In Turkey, it’s better to be sorry than safe
We Turks are sorry. The whole world is sorry.
On a day of national mourning, we journalists must be relatively quiet and brief. I shall try to be so.
The fact is that Turkish coal mines are nearly six times more dangerous in fatal accidents than the Chinese ones. Soma, where the tragedy happened, had come to the particular attention of the opposition parties a long time ago.
For instance, a motion submitted by the opposition to set up a parliamentary committee to investigate the mine was rejected by the votes of the ruling Justice and Development Party (AKP). We have bitterly learned that it is true that if some people think it is not safe, it probably is not. Or perhaps we already knew it – after 3,000 or so deaths in mining accidents.
The government’s most recent inspection at the Soma mine – at the end of March – found out that the mine was “successful” in terms of workers’ health and safety. None of us would probably wish to think of the consequences if this mine had been found to be “unsuccessful” in terms of workers’ health and safety.
Death can be a mere triviality, even if it comes in high numbers. Prime Minister Recep Tayyip Erdoğan, feeling an unnecessary need to defend his government in the face of the tragedy, was absolutely right in going back to British history and citing a mining disaster that killed 204 people in 1838, another tragedy that happened in 1866, killing 361 miners, and an explosion in 1894 that claimed 290 lives; before he mentioned a similar accident in America in 1907 that killed 361. He also reminded us that in 1942, in China, 1,549 miners had died due to a mixture of gas and coal.
He was right to say that death was part of the nature of this business. He was right to think the average Turkish voter would not hold his government responsible for the tragedy, because they won’t. “Can you believe this,” Mr. Erdoğan asked, referring to the decades-old mining accidents in Britain, America and China.

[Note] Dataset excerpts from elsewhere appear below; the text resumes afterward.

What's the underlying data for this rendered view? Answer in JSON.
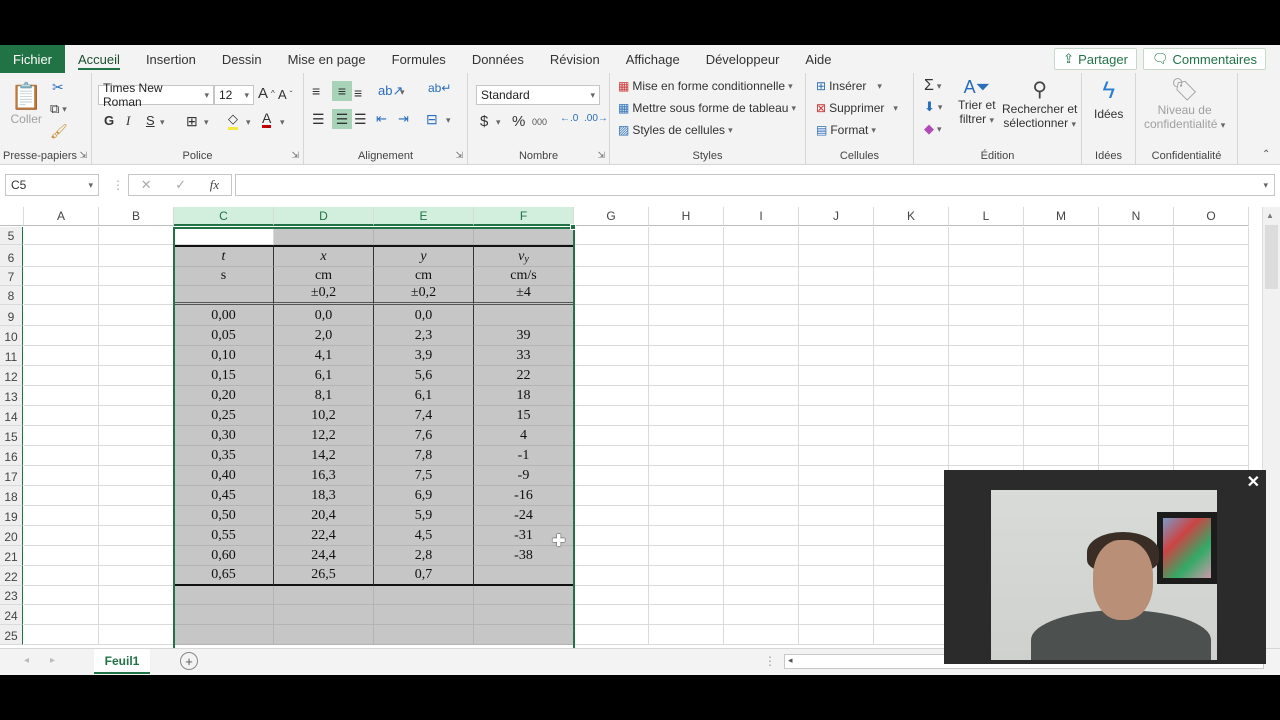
{
  "tabs": {
    "file": "Fichier",
    "items": [
      "Accueil",
      "Insertion",
      "Dessin",
      "Mise en page",
      "Formules",
      "Données",
      "Révision",
      "Affichage",
      "Développeur",
      "Aide"
    ],
    "active": "Accueil",
    "share": "Partager",
    "comments": "Commentaires"
  },
  "ribbon": {
    "clipboard": {
      "label": "Presse-papiers",
      "paste": "Coller"
    },
    "font": {
      "label": "Police",
      "family": "Times New Roman",
      "size": "12",
      "bold": "G",
      "italic": "I",
      "underline": "S"
    },
    "alignment": {
      "label": "Alignement"
    },
    "number": {
      "label": "Nombre",
      "format": "Standard",
      "currency": "$",
      "percent": "%",
      "thousands": "000"
    },
    "styles": {
      "label": "Styles",
      "conditional": "Mise en forme conditionnelle",
      "table": "Mettre sous forme de tableau",
      "cell_styles": "Styles de cellules"
    },
    "cells": {
      "label": "Cellules",
      "insert": "Insérer",
      "delete": "Supprimer",
      "format": "Format"
    },
    "editing": {
      "label": "Édition",
      "sort_line1": "Trier et",
      "sort_line2": "filtrer",
      "find_line1": "Rechercher et",
      "find_line2": "sélectionner"
    },
    "ideas": {
      "label": "Idées",
      "button": "Idées"
    },
    "sensitivity": {
      "label": "Confidentialité",
      "line1": "Niveau de",
      "line2": "confidentialité"
    }
  },
  "formula_bar": {
    "name_box": "C5",
    "fx": "fx",
    "value": ""
  },
  "grid": {
    "columns": [
      "A",
      "B",
      "C",
      "D",
      "E",
      "F",
      "G",
      "H",
      "I",
      "J",
      "K",
      "L",
      "M",
      "N",
      "O"
    ],
    "selected_columns": [
      "C",
      "D",
      "E",
      "F"
    ],
    "rows": [
      "5",
      "6",
      "7",
      "8",
      "9",
      "10",
      "11",
      "12",
      "13",
      "14",
      "15",
      "16",
      "17",
      "18",
      "19",
      "20",
      "21",
      "22",
      "23",
      "24",
      "25"
    ]
  },
  "table": {
    "headers": [
      "t",
      "x",
      "y",
      "v_y"
    ],
    "header_main": [
      "t",
      "x",
      "y",
      "v"
    ],
    "header_sub": [
      "",
      "",
      "",
      "y"
    ],
    "units": [
      "s",
      "cm",
      "cm",
      "cm/s"
    ],
    "uncertainty": [
      "",
      "±0,2",
      "±0,2",
      "±4"
    ],
    "rows": [
      [
        "0,00",
        "0,0",
        "0,0",
        ""
      ],
      [
        "0,05",
        "2,0",
        "2,3",
        "39"
      ],
      [
        "0,10",
        "4,1",
        "3,9",
        "33"
      ],
      [
        "0,15",
        "6,1",
        "5,6",
        "22"
      ],
      [
        "0,20",
        "8,1",
        "6,1",
        "18"
      ],
      [
        "0,25",
        "10,2",
        "7,4",
        "15"
      ],
      [
        "0,30",
        "12,2",
        "7,6",
        "4"
      ],
      [
        "0,35",
        "14,2",
        "7,8",
        "-1"
      ],
      [
        "0,40",
        "16,3",
        "7,5",
        "-9"
      ],
      [
        "0,45",
        "18,3",
        "6,9",
        "-16"
      ],
      [
        "0,50",
        "20,4",
        "5,9",
        "-24"
      ],
      [
        "0,55",
        "22,4",
        "4,5",
        "-31"
      ],
      [
        "0,60",
        "24,4",
        "2,8",
        "-38"
      ],
      [
        "0,65",
        "26,5",
        "0,7",
        ""
      ]
    ]
  },
  "sheets": {
    "active": "Feuil1"
  },
  "webcam": {
    "close": "✕"
  }
}
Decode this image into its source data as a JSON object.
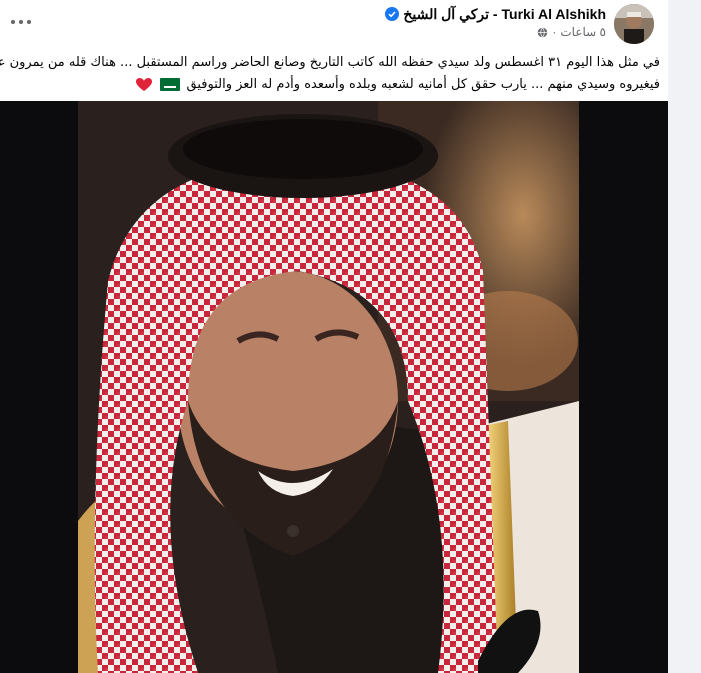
{
  "post": {
    "author": "Turki Al Alshikh - تركي آل الشيخ",
    "verified": true,
    "timestamp": "٥ ساعات",
    "audience_icon": "globe-icon",
    "more_icon": "more-options-icon",
    "text_line1": "في مثل هذا اليوم ٣١ اغسطس ولد سيدي حفظه الله كاتب التاريخ وصانع الحاضر وراسم المستقبل ... هناك قله من يمرون على العالم",
    "text_line2": "فيغيروه وسيدي منهم ... يارب حقق كل أمانيه لشعبه وبلده وأسعده وأدم له العز والتوفيق",
    "emojis": [
      "saudi-flag-emoji",
      "red-heart-emoji"
    ],
    "photo": "portrait-photo"
  },
  "colors": {
    "name": "#050505",
    "meta": "#65676b",
    "verified": "#1877f2",
    "page_bg": "#f0f2f5",
    "card_bg": "#ffffff",
    "photo_bg": "#0c0b0e"
  }
}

I do. But I do not think he really needed “to defend.”
During his election campaign before the March 30 local polls, the owner of the mine, now the scene of a tragedy, was kind enough to give his miners “a day off,” provided they attend Mr. Erdoğan’s election rally in town and cheer for the prime minister. The miners showed up, cheering, with their typical yellow hardhats. The mine’s owner quickly dismissed criticism for “the day off,” saying “he pays for the miners, so he could send them to the mine or to the prime minister’s rally, as he wished.”
The men with yellow hardhats cheered for the prime minister. It was a fine day off work. They looked happy. Their boss was happy. And so was the prime minister.
In Soma, Mr. Erdoğan’s party won nearly 45 percent of the vote – just like in the rest of Turkey – on March 30, more or less on the same day as Mr. Erdoğan’s party refused a parliamentary investigation into the safety of the mine that killed hundreds of miners a couple of days ago.
But, again, Mr. Erdoğan needs not worry. This columnist would bet all his money on the probability that Mr. Erdoğan would easily win in Soma if there were elections a day after the town buries its dead miners.